À présent, le grand port d’Aden, contrôlé par le Conseil de transition du Sud (CTS), est de facto indépendant. Ce n’est d’ailleurs pas la première fois que le Yémen est menacé par des visées sécessionnistes depuis sa réunification en 1990. En 1994, le Sud, qui s’estimait lésé, avait réclamé le retour à l’indépendance. S’ensuivit une guerre civile qui ravagea Aden, livrée notamment aux milices des Frères musulmans d’Al-Islah, qui, participant à la reconquête du Sud, considéraient ses habitants comme des mécréants et s’employèrent à la piller et à la détruire.

D’où un ressentiment profond à l’égard de Sanaa et des revendications indépendantistes qui n’ont jamais cessé. « Le séparatisme du Sud n’a pu se développer récemment qu’avec l’appui des Émirats arabes unis, qui jouent ainsi contre l’Arabie saoudite, pourtant leur alliée dans la coalition contre les rebelles houthistes. Et c’est précisément parce que les Houthistes s’étaient emparés d’Aden et du Yémen du Sud en 2015 que cette coalition menée par Riyad a lancé sa campagne toujours en cours au Yémen, alors qu’elle avait toléré la mainmise houthiste sur le nord du pays », explique Jean-Pierre Filiu.

Aussi les Émirats arabes unis ont-ils entraîné et équipé les forces du Sud.
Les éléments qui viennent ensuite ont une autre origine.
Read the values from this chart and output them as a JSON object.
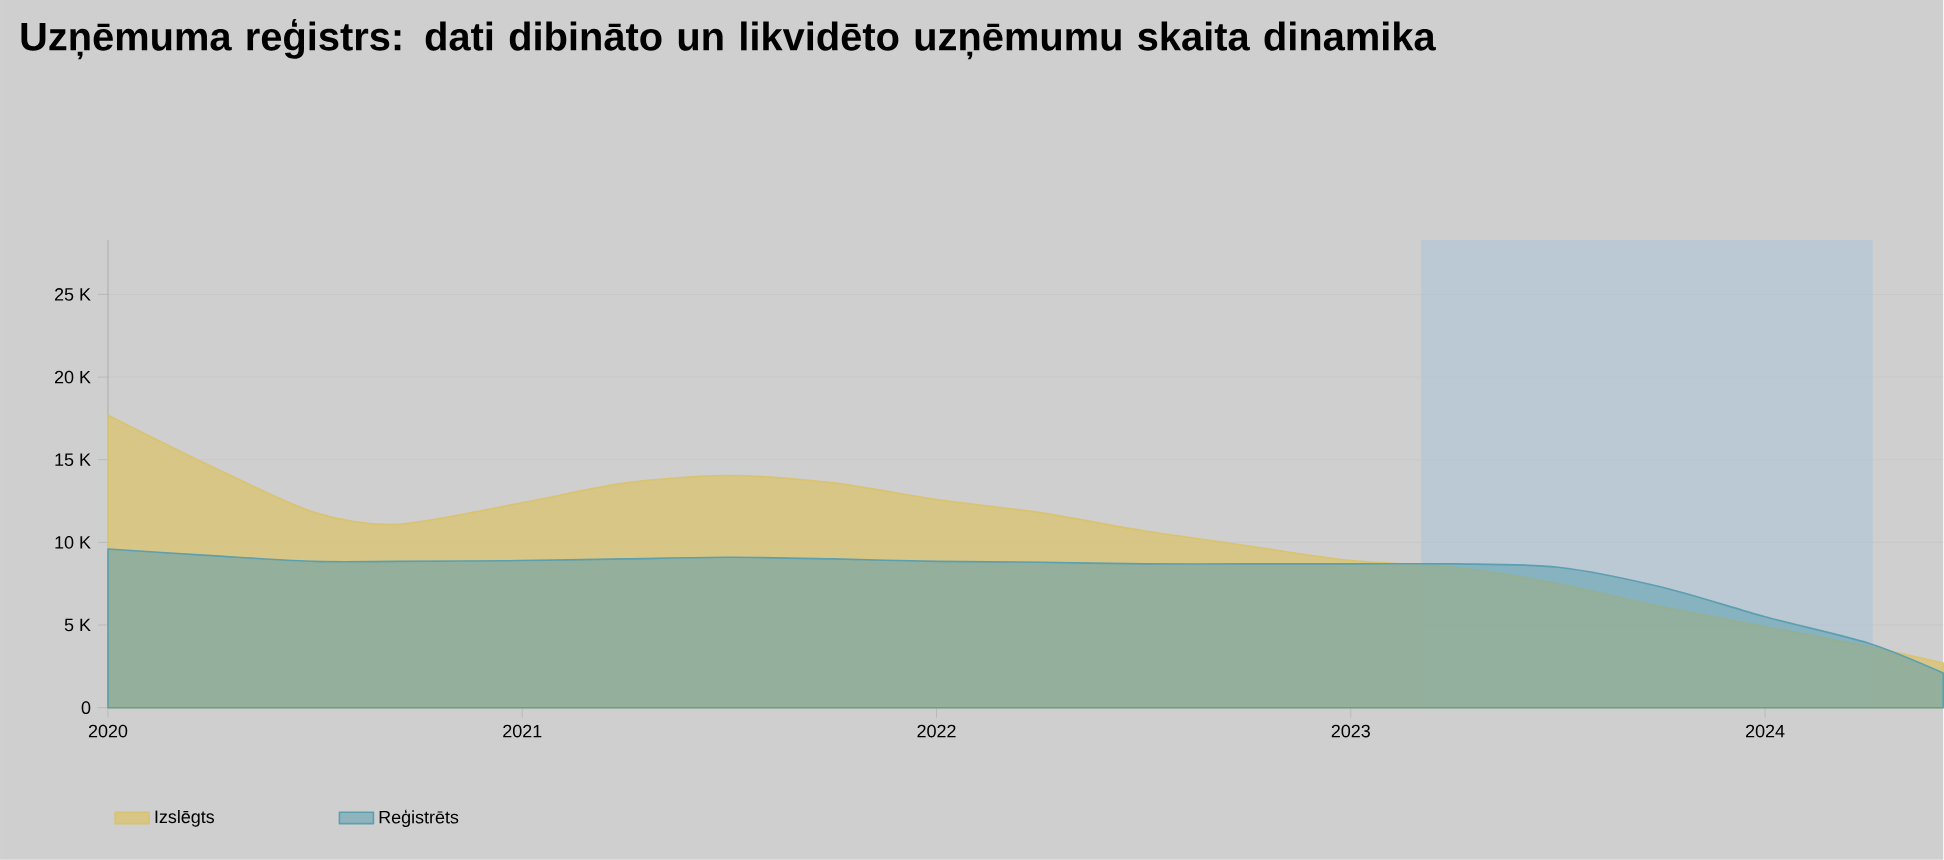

But de l’opération : créer un protectorat dans le cadre d’une stratégie de projection visant à établir une présence directe sur les voies maritimes du Golfe jusqu’en mer Rouge, le long du littoral yéménite. C’est ce que Marc Lavergne, directeur de recherche au CNRS et spécialiste du golfe Persique et de la Corne de l’Afrique, appelle la « maritimisation des Émirats ».

Le même chercheur ajoute : « Derrière la question posée de l’unité du Yémen, et de la légitimité de son président, se pose celle de la volonté de la population de se doter d’institutions adaptées, et de moyens de s’intégrer de manière efficace à l’économie-monde : si Aden a vocation à redevenir le port d’entrée de la mer Rouge, et un pôle de desserte régional entre le sous-continent indien, la péninsule Arabique et le continent africain, peut-être aurait-elle besoin d’une structure de cité-État, comme le furent les prospères cités italiennes ou hanséatiques, épaulée du chapelet de ports de desserte locale ou régionale sur les côtes du Hadramaout. »
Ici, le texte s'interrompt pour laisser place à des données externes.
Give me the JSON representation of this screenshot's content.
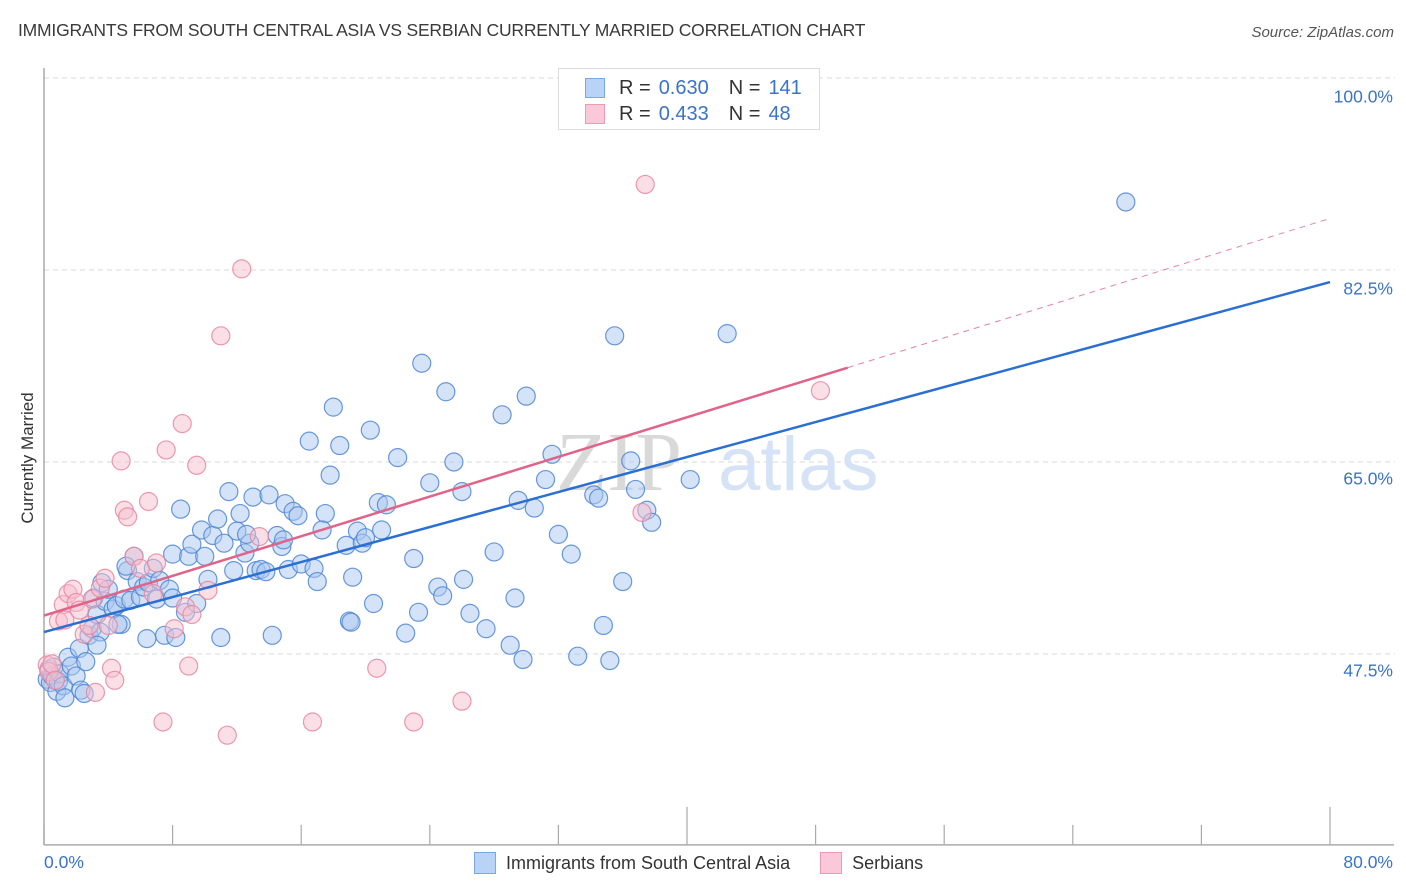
{
  "header": {
    "title": "IMMIGRANTS FROM SOUTH CENTRAL ASIA VS SERBIAN CURRENTLY MARRIED CORRELATION CHART",
    "source": "Source: ZipAtlas.com"
  },
  "watermark": {
    "zip": "ZIP",
    "atlas": "atlas"
  },
  "legend_top": [
    {
      "swatch_color": "#b8d3f5",
      "border_color": "#7aa7e6",
      "r_label": "R = ",
      "r_value": "0.630",
      "n_label": "N = ",
      "n_value": "141"
    },
    {
      "swatch_color": "#fac8d8",
      "border_color": "#ec9ab4",
      "r_label": "R = ",
      "r_value": "0.433",
      "n_label": "N = ",
      "n_value": "48"
    }
  ],
  "legend_bottom": [
    {
      "label": "Immigrants from South Central Asia",
      "swatch_color": "#b8d3f5",
      "border_color": "#7aa7e6"
    },
    {
      "label": "Serbians",
      "swatch_color": "#fac8d8",
      "border_color": "#ec9ab4"
    }
  ],
  "colors": {
    "blue_fill": "#a9c8f0",
    "blue_stroke": "#4f86d6",
    "blue_line": "#2a6fd1",
    "pink_fill": "#f7bfd0",
    "pink_stroke": "#e8879f",
    "pink_line": "#e0648a",
    "tick_label": "#3b73c9",
    "grid": "#d8d8d8"
  },
  "chart_data": {
    "type": "scatter",
    "title": "IMMIGRANTS FROM SOUTH CENTRAL ASIA VS SERBIAN CURRENTLY MARRIED CORRELATION CHART",
    "xlabel": "",
    "ylabel": "Currently Married",
    "xlim": [
      0,
      80
    ],
    "ylim": [
      30.1,
      101.8
    ],
    "x_tick_labels": [
      "0.0%",
      "80.0%"
    ],
    "x_minor_ticks": [
      0,
      8,
      16,
      24,
      32,
      40,
      48,
      56,
      64,
      72,
      80
    ],
    "y_ticks": [
      100.0,
      82.5,
      65.0,
      47.5
    ],
    "y_tick_labels": [
      "100.0%",
      "82.5%",
      "65.0%",
      "47.5%"
    ],
    "grid": true,
    "legend_placement": "top-center",
    "series": [
      {
        "name": "Immigrants from South Central Asia",
        "R": 0.63,
        "N": 141,
        "trend": {
          "x": [
            0,
            80
          ],
          "y": [
            49.5,
            81.4
          ]
        },
        "points": [
          [
            0.2,
            45.2
          ],
          [
            0.3,
            46.1
          ],
          [
            0.4,
            44.9
          ],
          [
            0.5,
            45.5
          ],
          [
            0.6,
            46.3
          ],
          [
            0.8,
            44.1
          ],
          [
            0.9,
            45.0
          ],
          [
            1.0,
            45.7
          ],
          [
            1.2,
            44.6
          ],
          [
            1.3,
            43.5
          ],
          [
            1.5,
            47.2
          ],
          [
            1.7,
            46.4
          ],
          [
            2.0,
            45.5
          ],
          [
            2.2,
            48.0
          ],
          [
            2.3,
            44.2
          ],
          [
            2.5,
            43.9
          ],
          [
            2.6,
            46.8
          ],
          [
            2.8,
            49.2
          ],
          [
            3.0,
            49.8
          ],
          [
            3.1,
            52.6
          ],
          [
            3.3,
            51.1
          ],
          [
            3.5,
            49.5
          ],
          [
            3.6,
            54.0
          ],
          [
            3.8,
            52.3
          ],
          [
            4.0,
            53.4
          ],
          [
            4.3,
            51.6
          ],
          [
            4.5,
            51.9
          ],
          [
            4.8,
            50.2
          ],
          [
            5.0,
            52.5
          ],
          [
            5.2,
            55.1
          ],
          [
            5.4,
            52.4
          ],
          [
            5.6,
            56.4
          ],
          [
            5.8,
            54.1
          ],
          [
            6.0,
            52.7
          ],
          [
            6.2,
            53.6
          ],
          [
            6.5,
            54.0
          ],
          [
            6.8,
            55.3
          ],
          [
            7.0,
            52.5
          ],
          [
            7.2,
            54.2
          ],
          [
            7.5,
            49.2
          ],
          [
            7.8,
            53.4
          ],
          [
            8.0,
            56.6
          ],
          [
            8.2,
            49.0
          ],
          [
            8.5,
            60.7
          ],
          [
            8.8,
            51.3
          ],
          [
            9.0,
            56.4
          ],
          [
            9.2,
            57.5
          ],
          [
            9.5,
            52.1
          ],
          [
            9.8,
            58.8
          ],
          [
            10.0,
            56.4
          ],
          [
            10.2,
            54.3
          ],
          [
            10.5,
            58.3
          ],
          [
            10.8,
            59.8
          ],
          [
            11.2,
            57.6
          ],
          [
            11.5,
            62.3
          ],
          [
            11.8,
            55.1
          ],
          [
            12.0,
            58.7
          ],
          [
            12.2,
            60.3
          ],
          [
            12.5,
            56.7
          ],
          [
            12.8,
            57.6
          ],
          [
            13.0,
            61.8
          ],
          [
            13.2,
            55.1
          ],
          [
            13.5,
            55.2
          ],
          [
            13.8,
            55.0
          ],
          [
            14.0,
            62.0
          ],
          [
            14.2,
            49.2
          ],
          [
            14.5,
            58.3
          ],
          [
            14.8,
            57.3
          ],
          [
            15.0,
            61.2
          ],
          [
            15.2,
            55.2
          ],
          [
            15.5,
            60.5
          ],
          [
            15.8,
            60.1
          ],
          [
            16.0,
            55.7
          ],
          [
            16.5,
            66.9
          ],
          [
            16.8,
            55.3
          ],
          [
            17.0,
            54.1
          ],
          [
            17.5,
            60.3
          ],
          [
            17.8,
            63.8
          ],
          [
            18.0,
            70.0
          ],
          [
            18.4,
            66.5
          ],
          [
            18.8,
            57.4
          ],
          [
            19.0,
            50.5
          ],
          [
            19.2,
            54.5
          ],
          [
            19.5,
            58.7
          ],
          [
            19.8,
            57.6
          ],
          [
            20.0,
            58.1
          ],
          [
            20.3,
            67.9
          ],
          [
            20.5,
            52.1
          ],
          [
            20.8,
            61.3
          ],
          [
            21.3,
            61.1
          ],
          [
            22.0,
            65.4
          ],
          [
            22.5,
            49.4
          ],
          [
            23.0,
            56.2
          ],
          [
            23.5,
            74.0
          ],
          [
            24.0,
            63.1
          ],
          [
            24.5,
            53.6
          ],
          [
            24.8,
            52.8
          ],
          [
            25.0,
            71.4
          ],
          [
            25.5,
            65.0
          ],
          [
            26.0,
            62.3
          ],
          [
            26.5,
            51.2
          ],
          [
            27.5,
            49.8
          ],
          [
            28.0,
            56.8
          ],
          [
            28.5,
            69.3
          ],
          [
            29.0,
            48.3
          ],
          [
            29.5,
            61.5
          ],
          [
            29.8,
            47.0
          ],
          [
            30.0,
            71.0
          ],
          [
            30.5,
            60.8
          ],
          [
            31.2,
            63.4
          ],
          [
            32.0,
            58.4
          ],
          [
            32.8,
            56.6
          ],
          [
            33.2,
            47.3
          ],
          [
            34.2,
            62.0
          ],
          [
            34.5,
            61.7
          ],
          [
            34.8,
            50.1
          ],
          [
            35.2,
            46.9
          ],
          [
            35.5,
            76.5
          ],
          [
            36.0,
            54.1
          ],
          [
            36.5,
            65.1
          ],
          [
            36.8,
            62.5
          ],
          [
            37.5,
            60.6
          ],
          [
            37.8,
            59.5
          ],
          [
            40.2,
            63.4
          ],
          [
            42.5,
            76.7
          ],
          [
            67.3,
            88.7
          ],
          [
            3.3,
            48.3
          ],
          [
            4.6,
            50.2
          ],
          [
            6.4,
            48.9
          ],
          [
            8.0,
            52.6
          ],
          [
            11.0,
            49.0
          ],
          [
            12.6,
            58.4
          ],
          [
            14.9,
            57.9
          ],
          [
            17.3,
            58.8
          ],
          [
            19.1,
            50.4
          ],
          [
            21.0,
            58.8
          ],
          [
            23.3,
            51.3
          ],
          [
            26.1,
            54.3
          ],
          [
            29.3,
            52.6
          ],
          [
            31.6,
            65.7
          ],
          [
            5.1,
            55.5
          ]
        ]
      },
      {
        "name": "Serbians",
        "R": 0.433,
        "N": 48,
        "trend": {
          "x": [
            0,
            50
          ],
          "y": [
            51.0,
            73.6
          ],
          "extended": {
            "x": [
              50,
              80
            ],
            "y": [
              73.6,
              87.2
            ]
          }
        },
        "points": [
          [
            0.2,
            46.5
          ],
          [
            0.3,
            45.9
          ],
          [
            0.5,
            46.6
          ],
          [
            0.7,
            45.1
          ],
          [
            0.9,
            50.5
          ],
          [
            1.2,
            52.0
          ],
          [
            1.3,
            50.6
          ],
          [
            1.5,
            53.0
          ],
          [
            1.8,
            53.4
          ],
          [
            2.0,
            52.2
          ],
          [
            2.2,
            51.5
          ],
          [
            2.5,
            49.3
          ],
          [
            2.8,
            50.1
          ],
          [
            3.0,
            52.5
          ],
          [
            3.2,
            44.0
          ],
          [
            3.5,
            53.5
          ],
          [
            3.8,
            54.4
          ],
          [
            4.0,
            50.1
          ],
          [
            4.2,
            46.2
          ],
          [
            4.4,
            45.1
          ],
          [
            4.8,
            65.1
          ],
          [
            5.0,
            60.6
          ],
          [
            5.2,
            60.0
          ],
          [
            5.6,
            56.4
          ],
          [
            6.0,
            55.3
          ],
          [
            6.5,
            61.4
          ],
          [
            6.8,
            53.0
          ],
          [
            7.0,
            55.8
          ],
          [
            7.4,
            41.3
          ],
          [
            7.6,
            66.1
          ],
          [
            8.1,
            49.8
          ],
          [
            8.6,
            68.5
          ],
          [
            8.8,
            51.8
          ],
          [
            9.0,
            46.4
          ],
          [
            9.2,
            51.1
          ],
          [
            9.5,
            64.7
          ],
          [
            10.2,
            53.3
          ],
          [
            11.0,
            76.5
          ],
          [
            11.4,
            40.1
          ],
          [
            12.3,
            82.6
          ],
          [
            13.4,
            58.2
          ],
          [
            16.7,
            41.3
          ],
          [
            20.7,
            46.2
          ],
          [
            23.0,
            41.3
          ],
          [
            26.0,
            43.2
          ],
          [
            37.2,
            60.4
          ],
          [
            37.4,
            90.3
          ],
          [
            48.3,
            71.5
          ]
        ]
      }
    ]
  }
}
Pour le moment, la sécession d’Aden demeure une exception, même si on note ici et là une profonde volonté d’autonomie de certaines communautés. « On peut dès lors se demander si la notion d’État failli, hier infamante et associée à un défaut de gouvernance, ne prélude pas à des recompositions sur des bases à la fois plus homogènes, mais surtout plus pragmatiques », analyse Marc Lavergne.
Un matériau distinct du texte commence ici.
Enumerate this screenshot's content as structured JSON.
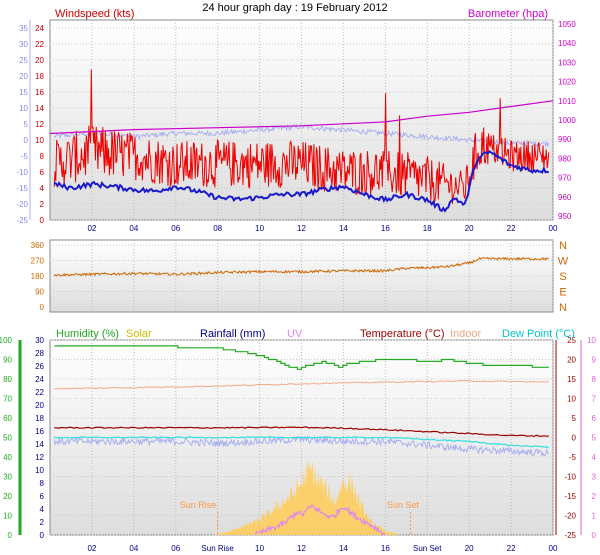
{
  "title": "24 hour graph day : 19 February 2012",
  "colors": {
    "windspeed": "#ee0000",
    "gust_blue": "#1a1acc",
    "barometer": "#cc00cc",
    "temperature_light": "#aab0ee",
    "direction": "#cc6600",
    "humidity": "#22aa22",
    "solar": "#ffcc55",
    "rainfall": "#000088",
    "uv": "#dd88ee",
    "temperature": "#990000",
    "indoor": "#f0a888",
    "dewpoint": "#33dddd",
    "sun_event": "#ff9944"
  },
  "chart_data": [
    {
      "id": "wind",
      "type": "line",
      "left_label": "Windspeed (kts)",
      "right_label": "Barometer (hpa)",
      "x_ticks": [
        "02",
        "04",
        "06",
        "08",
        "10",
        "12",
        "14",
        "16",
        "18",
        "20",
        "22",
        "00"
      ],
      "windspeed_ticks": [
        "0",
        "2",
        "4",
        "6",
        "8",
        "10",
        "12",
        "14",
        "16",
        "18",
        "20",
        "22",
        "24"
      ],
      "outer_temp_ticks": [
        "-25",
        "-20",
        "-15",
        "-10",
        "-5",
        "0",
        "5",
        "10",
        "15",
        "20",
        "25",
        "30",
        "35"
      ],
      "barometer_ticks": [
        "950",
        "960",
        "970",
        "980",
        "990",
        "1000",
        "1010",
        "1020",
        "1030",
        "1040",
        "1050"
      ],
      "windspeed_range": [
        0,
        25
      ],
      "barometer_range": [
        948,
        1052
      ],
      "series": [
        {
          "key": "wind_max",
          "x": [
            0.2,
            2,
            4,
            6,
            8,
            10,
            12,
            14,
            16,
            18,
            19.8,
            20.5,
            21,
            22,
            23,
            23.8
          ],
          "y": [
            10,
            12,
            11,
            10,
            10,
            10,
            10,
            9,
            9,
            8,
            6,
            13,
            11,
            10,
            10,
            10
          ]
        },
        {
          "key": "wind_min",
          "x": [
            0.2,
            2,
            4,
            6,
            8,
            10,
            12,
            14,
            16,
            18,
            19.8,
            20.5,
            21,
            22,
            23,
            23.8
          ],
          "y": [
            4,
            5,
            5,
            4,
            4,
            4,
            4,
            3,
            3,
            2,
            2,
            6,
            7,
            6,
            6,
            6
          ]
        },
        {
          "key": "gust_blue",
          "x": [
            0.2,
            1,
            2,
            3,
            4,
            5,
            6,
            7,
            8,
            9,
            10,
            11,
            12,
            13,
            14,
            15,
            16,
            17,
            18,
            18.8,
            19.3,
            19.8,
            20.3,
            20.7,
            21,
            22,
            23,
            23.8
          ],
          "y": [
            4.5,
            4,
            4.5,
            4.2,
            3.8,
            3.6,
            4.2,
            3.6,
            2.8,
            2.6,
            2.8,
            3.2,
            3.2,
            3.8,
            4.2,
            3.2,
            2.5,
            3.2,
            2.5,
            1.2,
            2.8,
            1.8,
            7.2,
            8.2,
            8.5,
            6.8,
            6.2,
            6.2
          ]
        },
        {
          "key": "pressure",
          "x": [
            0,
            4,
            8,
            12,
            14,
            16,
            18,
            20,
            22,
            24
          ],
          "y": [
            993,
            995,
            996,
            997,
            998,
            999,
            1002,
            1004,
            1007,
            1010
          ]
        },
        {
          "key": "temp_outer",
          "x": [
            0,
            2,
            4,
            6,
            8,
            10,
            12,
            14,
            16,
            18,
            20,
            22,
            24
          ],
          "y": [
            0,
            1,
            0,
            1,
            1,
            2,
            3,
            2,
            1,
            0,
            -1,
            -2,
            -2
          ]
        }
      ]
    },
    {
      "id": "direction",
      "type": "line",
      "ticks": [
        "0",
        "90",
        "180",
        "270",
        "360"
      ],
      "compass": [
        "N",
        "W",
        "S",
        "E",
        "N"
      ],
      "range": [
        0,
        360
      ],
      "series": [
        {
          "key": "wind_dir",
          "x": [
            0,
            2,
            4,
            6,
            8,
            10,
            12,
            14,
            16,
            17,
            18,
            19,
            20,
            20.5,
            22,
            24
          ],
          "y": [
            185,
            190,
            195,
            190,
            200,
            205,
            205,
            210,
            210,
            225,
            228,
            235,
            255,
            280,
            280,
            280
          ]
        }
      ]
    },
    {
      "id": "weather",
      "type": "line",
      "labels": [
        "Humidity (%)",
        "Solar",
        "Rainfall (mm)",
        "UV",
        "Temperature (°C)",
        "Indoor",
        "Dew Point (°C)"
      ],
      "x_ticks": [
        "02",
        "04",
        "06",
        "Sun Rise",
        "10",
        "12",
        "14",
        "16",
        "Sun Set",
        "20",
        "22",
        "00"
      ],
      "sunrise_label": "Sun Rise",
      "sunset_label": "Sun Set",
      "humidity_ticks": [
        "0",
        "10",
        "20",
        "30",
        "40",
        "50",
        "60",
        "70",
        "80",
        "90",
        "100"
      ],
      "rain_ticks": [
        "0",
        "2",
        "4",
        "6",
        "8",
        "10",
        "12",
        "14",
        "16",
        "18",
        "20",
        "22",
        "24",
        "26",
        "28",
        "30"
      ],
      "temp_ticks": [
        "25",
        "20",
        "15",
        "10",
        "5",
        "0",
        "-5",
        "-10",
        "-15",
        "-20",
        "-25"
      ],
      "uv_ticks": [
        "10",
        "9",
        "8",
        "7",
        "6",
        "5",
        "4",
        "3",
        "2",
        "1",
        "0"
      ],
      "humidity_range": [
        0,
        100
      ],
      "temp_range": [
        -25,
        25
      ],
      "series": [
        {
          "key": "humidity",
          "x": [
            0.2,
            4,
            8,
            9,
            10,
            10.5,
            11,
            11.8,
            12.2,
            13,
            13.8,
            14.2,
            15,
            16,
            17,
            18,
            19,
            20,
            21,
            22,
            23.8
          ],
          "y": [
            97,
            97,
            96,
            94,
            92,
            90,
            88,
            85,
            87,
            89,
            86,
            88,
            89,
            90,
            90,
            89,
            90,
            88,
            87,
            87,
            86
          ]
        },
        {
          "key": "indoor",
          "x": [
            0.2,
            4,
            8,
            12,
            16,
            20,
            23.8
          ],
          "y": [
            12.5,
            12.8,
            13.2,
            13.8,
            14.2,
            14.5,
            14.2
          ]
        },
        {
          "key": "temperature",
          "x": [
            0.2,
            4,
            8,
            12,
            14,
            16,
            18,
            20,
            22,
            23.8
          ],
          "y": [
            2.5,
            2.5,
            2.5,
            2.6,
            2.4,
            2.0,
            1.5,
            1.0,
            0.5,
            0.4
          ]
        },
        {
          "key": "dewpoint",
          "x": [
            0.2,
            2,
            4,
            6,
            8,
            10,
            12,
            14,
            16,
            18,
            20,
            22,
            23.8
          ],
          "y": [
            0,
            0,
            0,
            0,
            0,
            0,
            0,
            0,
            0,
            -0.5,
            -1,
            -2,
            -2.5
          ]
        },
        {
          "key": "temp_light",
          "x": [
            0.2,
            2,
            4,
            6,
            8,
            10,
            12,
            14,
            16,
            18,
            20,
            22,
            23.8
          ],
          "y": [
            -1,
            -1,
            -1,
            -1,
            -1.5,
            -1,
            -0.5,
            -1,
            -1,
            -2,
            -3,
            -3.5,
            -4
          ]
        },
        {
          "key": "solar",
          "x": [
            7.8,
            8.5,
            9.2,
            10,
            10.6,
            11.2,
            11.7,
            12,
            12.2,
            12.5,
            12.8,
            13.2,
            13.6,
            14,
            14.4,
            14.8,
            15.3,
            16,
            16.7
          ],
          "y": [
            0,
            3,
            8,
            14,
            22,
            32,
            40,
            48,
            56,
            60,
            50,
            42,
            30,
            50,
            48,
            28,
            12,
            4,
            0
          ]
        },
        {
          "key": "uv",
          "x": [
            9.8,
            10.5,
            11.2,
            11.8,
            12,
            12.5,
            13,
            13.5,
            14,
            14.5,
            15,
            15.5,
            16
          ],
          "y": [
            0,
            0.3,
            0.6,
            1.2,
            1.0,
            1.5,
            1.1,
            0.9,
            1.5,
            1.0,
            0.7,
            0.4,
            0
          ]
        }
      ]
    }
  ]
}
Mais est-ce que le fait national a pour autant disparu du monde arabe ? « Non, pas nécessairement, répond, de son côté, l’historien et politologue sur le Moyen-Orient Jonathan Piron, conseiller au sein d’Etopia, un centre de recherche basé à Bruxelles. Les manifestants en Irak se réclament d’un nationalisme même s’il y eut à Bassorah, la grande ville du Sud, des mobilisations avec des drapeaux demandant l’indépendance de la zone. Mais cela reste limité et c’est plus le reflet de l’incurie de l’État central que d’un sentiment qui habite la population. »

« En Syrie, remarque le même chercheur, l’ambition nationale des révoltés est toujours là – on la distingue dans le slogan “un, un, le peuple est toujours un”, même si on a vu des fragmentations survenir. Si on regarde aussi les autres poussées autonomes, comme celles incarnées par les groupes kurdes en Irak et en Syrie, il n’y a pas de volonté de scission. Ils demeurent dans un cadre fédéral même si ce choix est tactique. Pour assurer leur survie. »

Reste un avenir qui s’annonce des plus sombre pour une grande partie du monde arabe. « Même si le modèle westphalien demeure, on est entré dans une phase qui ressemble désormais à celle de 1915-1920, avec un “ancien monde” qui s’écroule, qui meurt, et des incertitudes qui règnent s’agissant de celui qui pourrait le remplacer », conclut Ziad Majed.